De eerste jaren van zijn bestaan was Google een zoekmachine en een advertentiebedrijf, maar het bedrijf sloeg zijn vleugels al snel uit naar andere delen van het internet. Op 1 april 2004 kondigde Google aan met de webmaildienst Gmail te komen, die gebruikers een mailbox van 1 gigabyte zou geven. De aankondiging, die werd gedaan in een tijd waarin mailboxes met een opslaglimiet van 2MB geen uitzondering waren, zorgde voor de nodige scepsis onder internetters - niet in de laatste plaats omdat de aankondiging op 1 april werd gedaan. De dienst bleek allerminst een grap. Andere webmailaanbieders volgden al snel met vergelijkbare opslaglimieten. Later in 2004 ging Google naar de beurs, wat het bedrijf en de werknemers van het eerste uur een flinke hoeveelheid geld opleverde.

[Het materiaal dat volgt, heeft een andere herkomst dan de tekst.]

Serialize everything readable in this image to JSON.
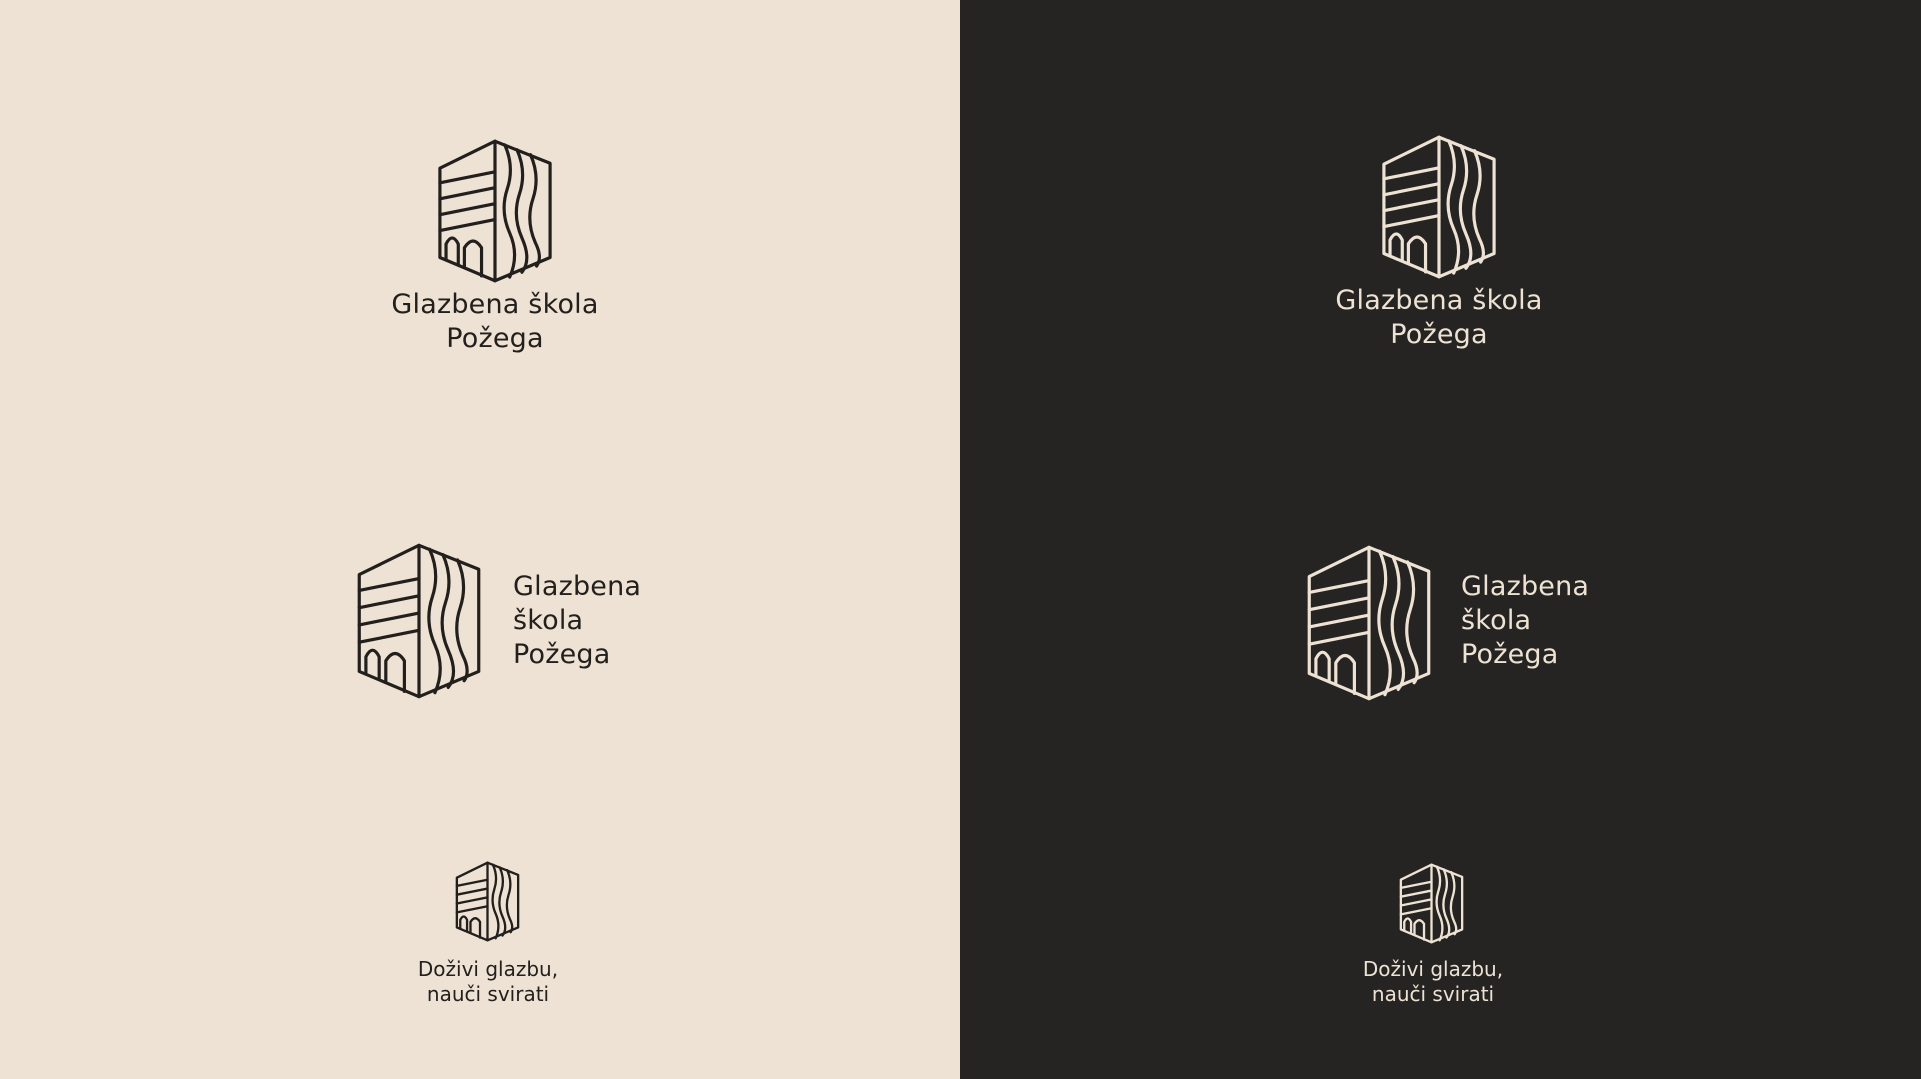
{
  "colors": {
    "light_background": "#ede2d3",
    "dark_background": "#252422",
    "ink_dark": "#231f1d",
    "ink_light": "#ede2d3"
  },
  "logo_icon": "hexagonal-building-with-arches-and-sound-waves-icon",
  "light_panel": {
    "stacked": {
      "name_line1": "Glazbena škola",
      "name_line2": "Požega"
    },
    "horizontal": {
      "name_line1": "Glazbena",
      "name_line2": "škola",
      "name_line3": "Požega"
    },
    "icon_with_tagline": {
      "tagline_line1": "Doživi glazbu,",
      "tagline_line2": "nauči svirati"
    }
  },
  "dark_panel": {
    "stacked": {
      "name_line1": "Glazbena škola",
      "name_line2": "Požega"
    },
    "horizontal": {
      "name_line1": "Glazbena",
      "name_line2": "škola",
      "name_line3": "Požega"
    },
    "icon_with_tagline": {
      "tagline_line1": "Doživi glazbu,",
      "tagline_line2": "nauči svirati"
    }
  }
}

De verbreding stopte niet bij e-mail: in 2008 introduceerde Google een eigen webbrowser, Google Chrome, die volgens de zoekgigant sneller, betrouwbaarder en veiliger was dan bestaande webbrowsers. Chrome had onder meer de snelle V8-javascript-engine aan boord, waardoor pagina's relatief snel laadden. Wat opvalt is dat na de introductie van Chrome ook andere browsermakers steviger begonnen te sleutelen aan de snelheid van hun browsers. Ook vond de simpelere browser-interface van Chrome zijn weg naar concurrerende browsers.
Ook maakte Google met Android een introductie op de smartphonemarkt. Android vloeit voort uit een overname van het destijds totaal onbekende bedrijf Android. Oorspronkelijk moest Android gaan draaien op telefoons met een toetsenbord, maar na de introductie van de keyboardloze iPhone werd toch gekozen voor een smartphone zonder toetsenbord. Inmiddels heeft Android het grootste deel van de smartphonemarkt in handen.
De introductie van sociale netwerken ging Google minder goed af: Orkut werd alleen in Brazilië echt populair, niemand snapte wat Google Wave precies was en Buzz werd compleet genegeerd. Google+ lijkt het beter te doen, hoewel die sociale-netwerksite nog niet eens in de buurt van Facebook komt. Ook met Chrome OS, Googles 'web-besturingssysteem' voor laptops, weet nog geen serieus marktaandeel te behalen.
De zoekgigant lijkt vooralsnog nog niet te zijn gestopt met het aanboren van nieuwe markten: het bedrijf werkt aan zelfrijdende auto's, de 'slimme bril' Google Glass en mogelijk ook aan een eigen smart watch. Ondertussen maken privacyvoorvechters zich druk over de invloed van Google. Niet alleen de Google Glass-bril, die over een camera beschikt, maakt hen ongemakkelijk: ook het feit dat de Google-servers continu van locatiegegevens van Android-bezitters worden voorzien en dat Google automatisch het internetgedrag van honderden miljoenen internetters analyseert om hen advertenties op maat te serveren, zorgt voor onrust.